Certains industriels estiment que les gaz et huiles de schiste constituent, pour demain, la panacée. Il est indéniable que ceux-ci, dont nous n’avons pas encore une bonne connaissance des ressources contenues dans notre sous-sol, peuvent présenter, pour l’avenir, un intérêt pour l’indépendance énergétique de notre pays, mais cela ne doit pas se faire à n’importe quel prix.
Cette question suscite incontestablement des inquiétudes, mais elle est particulièrement difficile à appréhender du fait des enjeux économiques et énergétiques. En effet, l’exploitation des gaz et huiles non conventionnels dans le monde serait susceptible de modifier profondément et durablement la carte de la production d’énergie.

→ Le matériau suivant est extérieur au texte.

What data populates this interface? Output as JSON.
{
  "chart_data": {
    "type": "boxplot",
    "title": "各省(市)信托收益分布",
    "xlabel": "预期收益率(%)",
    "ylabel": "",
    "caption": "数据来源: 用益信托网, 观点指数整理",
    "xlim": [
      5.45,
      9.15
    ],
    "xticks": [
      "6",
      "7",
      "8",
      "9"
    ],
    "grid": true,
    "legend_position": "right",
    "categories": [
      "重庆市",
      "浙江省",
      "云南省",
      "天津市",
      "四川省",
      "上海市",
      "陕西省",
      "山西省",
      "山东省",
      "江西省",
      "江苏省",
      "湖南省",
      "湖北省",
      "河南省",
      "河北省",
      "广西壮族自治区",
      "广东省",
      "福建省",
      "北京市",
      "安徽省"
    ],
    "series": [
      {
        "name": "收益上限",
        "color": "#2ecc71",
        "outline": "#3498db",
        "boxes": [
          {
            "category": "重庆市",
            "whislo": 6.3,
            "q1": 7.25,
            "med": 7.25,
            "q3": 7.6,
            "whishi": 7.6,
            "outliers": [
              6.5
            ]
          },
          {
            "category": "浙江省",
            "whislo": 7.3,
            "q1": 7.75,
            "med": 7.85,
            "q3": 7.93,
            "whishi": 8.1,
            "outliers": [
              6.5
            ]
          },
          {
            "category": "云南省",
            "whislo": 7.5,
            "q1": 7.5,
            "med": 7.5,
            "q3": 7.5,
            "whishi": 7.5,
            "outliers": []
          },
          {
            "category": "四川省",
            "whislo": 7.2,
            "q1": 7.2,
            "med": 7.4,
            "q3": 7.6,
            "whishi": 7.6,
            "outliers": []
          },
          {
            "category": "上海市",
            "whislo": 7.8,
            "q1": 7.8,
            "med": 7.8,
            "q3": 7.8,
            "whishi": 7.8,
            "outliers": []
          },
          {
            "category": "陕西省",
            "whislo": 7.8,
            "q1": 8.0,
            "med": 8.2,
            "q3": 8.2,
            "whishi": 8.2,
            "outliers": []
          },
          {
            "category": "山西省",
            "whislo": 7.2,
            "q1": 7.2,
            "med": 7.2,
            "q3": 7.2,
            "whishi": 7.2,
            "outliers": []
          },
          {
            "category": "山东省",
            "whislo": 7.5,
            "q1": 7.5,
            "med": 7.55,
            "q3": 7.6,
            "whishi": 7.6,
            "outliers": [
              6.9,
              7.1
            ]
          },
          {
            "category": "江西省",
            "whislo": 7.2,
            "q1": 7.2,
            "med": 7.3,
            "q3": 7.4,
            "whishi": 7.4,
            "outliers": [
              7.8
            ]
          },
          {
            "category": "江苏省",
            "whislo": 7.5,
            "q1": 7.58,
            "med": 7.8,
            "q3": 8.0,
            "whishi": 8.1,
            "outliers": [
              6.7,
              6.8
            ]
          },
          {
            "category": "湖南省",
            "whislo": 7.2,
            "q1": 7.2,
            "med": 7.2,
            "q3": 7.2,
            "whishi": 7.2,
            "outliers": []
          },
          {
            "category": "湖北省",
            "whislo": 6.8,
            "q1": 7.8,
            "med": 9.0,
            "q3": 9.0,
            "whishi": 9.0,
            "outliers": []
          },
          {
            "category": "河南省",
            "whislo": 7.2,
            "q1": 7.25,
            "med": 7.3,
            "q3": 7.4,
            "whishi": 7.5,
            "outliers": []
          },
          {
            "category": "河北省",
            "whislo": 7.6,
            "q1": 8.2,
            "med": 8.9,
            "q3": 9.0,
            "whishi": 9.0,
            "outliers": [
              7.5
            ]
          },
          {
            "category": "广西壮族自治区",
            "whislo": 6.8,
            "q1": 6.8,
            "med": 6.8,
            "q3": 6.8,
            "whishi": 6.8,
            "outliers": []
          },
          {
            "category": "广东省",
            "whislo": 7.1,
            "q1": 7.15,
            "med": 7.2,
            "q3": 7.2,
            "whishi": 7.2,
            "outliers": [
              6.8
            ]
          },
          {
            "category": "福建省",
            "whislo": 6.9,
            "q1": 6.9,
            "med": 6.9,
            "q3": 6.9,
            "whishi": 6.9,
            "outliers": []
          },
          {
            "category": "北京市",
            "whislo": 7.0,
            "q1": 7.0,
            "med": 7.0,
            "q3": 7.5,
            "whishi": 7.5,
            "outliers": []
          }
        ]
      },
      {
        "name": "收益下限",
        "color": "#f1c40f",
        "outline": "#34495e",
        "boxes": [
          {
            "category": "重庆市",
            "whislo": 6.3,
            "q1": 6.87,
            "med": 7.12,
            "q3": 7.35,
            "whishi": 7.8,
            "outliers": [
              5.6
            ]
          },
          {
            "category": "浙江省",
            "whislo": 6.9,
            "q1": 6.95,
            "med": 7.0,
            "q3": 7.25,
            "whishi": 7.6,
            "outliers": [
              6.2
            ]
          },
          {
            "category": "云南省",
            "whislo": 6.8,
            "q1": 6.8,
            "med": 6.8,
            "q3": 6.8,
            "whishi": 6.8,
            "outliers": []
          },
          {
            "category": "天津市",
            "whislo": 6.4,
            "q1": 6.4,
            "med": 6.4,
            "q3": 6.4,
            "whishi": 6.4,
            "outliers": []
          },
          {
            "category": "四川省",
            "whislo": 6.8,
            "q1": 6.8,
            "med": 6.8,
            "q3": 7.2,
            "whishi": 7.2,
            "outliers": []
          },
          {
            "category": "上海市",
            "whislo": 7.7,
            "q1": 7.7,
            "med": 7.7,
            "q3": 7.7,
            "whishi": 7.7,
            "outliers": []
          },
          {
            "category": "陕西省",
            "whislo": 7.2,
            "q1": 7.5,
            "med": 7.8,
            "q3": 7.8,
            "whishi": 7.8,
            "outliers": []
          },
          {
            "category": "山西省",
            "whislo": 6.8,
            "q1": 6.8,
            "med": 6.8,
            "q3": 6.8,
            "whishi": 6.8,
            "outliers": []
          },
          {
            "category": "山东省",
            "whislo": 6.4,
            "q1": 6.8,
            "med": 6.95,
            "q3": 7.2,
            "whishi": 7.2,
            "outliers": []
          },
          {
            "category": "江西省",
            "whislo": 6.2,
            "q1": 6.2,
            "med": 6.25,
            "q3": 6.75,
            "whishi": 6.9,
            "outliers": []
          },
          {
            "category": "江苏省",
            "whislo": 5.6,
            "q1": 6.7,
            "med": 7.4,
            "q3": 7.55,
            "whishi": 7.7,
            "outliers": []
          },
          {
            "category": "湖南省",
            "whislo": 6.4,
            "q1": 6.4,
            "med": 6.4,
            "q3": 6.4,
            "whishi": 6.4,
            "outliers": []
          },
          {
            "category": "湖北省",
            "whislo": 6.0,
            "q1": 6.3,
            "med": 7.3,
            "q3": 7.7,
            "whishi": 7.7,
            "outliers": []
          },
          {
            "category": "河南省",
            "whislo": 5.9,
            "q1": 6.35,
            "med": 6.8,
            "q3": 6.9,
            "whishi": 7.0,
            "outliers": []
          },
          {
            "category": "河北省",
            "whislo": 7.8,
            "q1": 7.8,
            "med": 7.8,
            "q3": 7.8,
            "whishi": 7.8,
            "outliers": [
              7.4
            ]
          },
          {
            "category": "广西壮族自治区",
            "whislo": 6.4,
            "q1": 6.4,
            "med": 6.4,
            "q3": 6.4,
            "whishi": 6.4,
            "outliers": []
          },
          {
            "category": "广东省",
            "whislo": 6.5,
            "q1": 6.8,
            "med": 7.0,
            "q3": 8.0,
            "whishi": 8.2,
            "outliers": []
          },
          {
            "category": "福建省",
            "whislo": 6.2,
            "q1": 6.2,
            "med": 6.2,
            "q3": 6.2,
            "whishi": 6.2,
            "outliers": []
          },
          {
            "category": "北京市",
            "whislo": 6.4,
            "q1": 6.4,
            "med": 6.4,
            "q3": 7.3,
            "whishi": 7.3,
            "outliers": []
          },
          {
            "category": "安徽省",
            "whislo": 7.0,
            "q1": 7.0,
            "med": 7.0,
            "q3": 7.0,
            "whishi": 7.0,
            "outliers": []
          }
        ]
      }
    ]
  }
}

L’Agence internationale de l’énergie estime que les ressources exploitables de gaz non conventionnels pourraient être supérieures aux réserves prouvées de gaz conventionnels, ce qui pourrait sans aucun doute avoir des répercussions géopolitiques considérables, puisque les gaz non conventionnels semblent beaucoup mieux répartis que les gaz conventionnels dans la mesure où seuls trois pays – la Russie, l’Iran et le Qatar – détiennent plus de la moitié des réserves mondiales.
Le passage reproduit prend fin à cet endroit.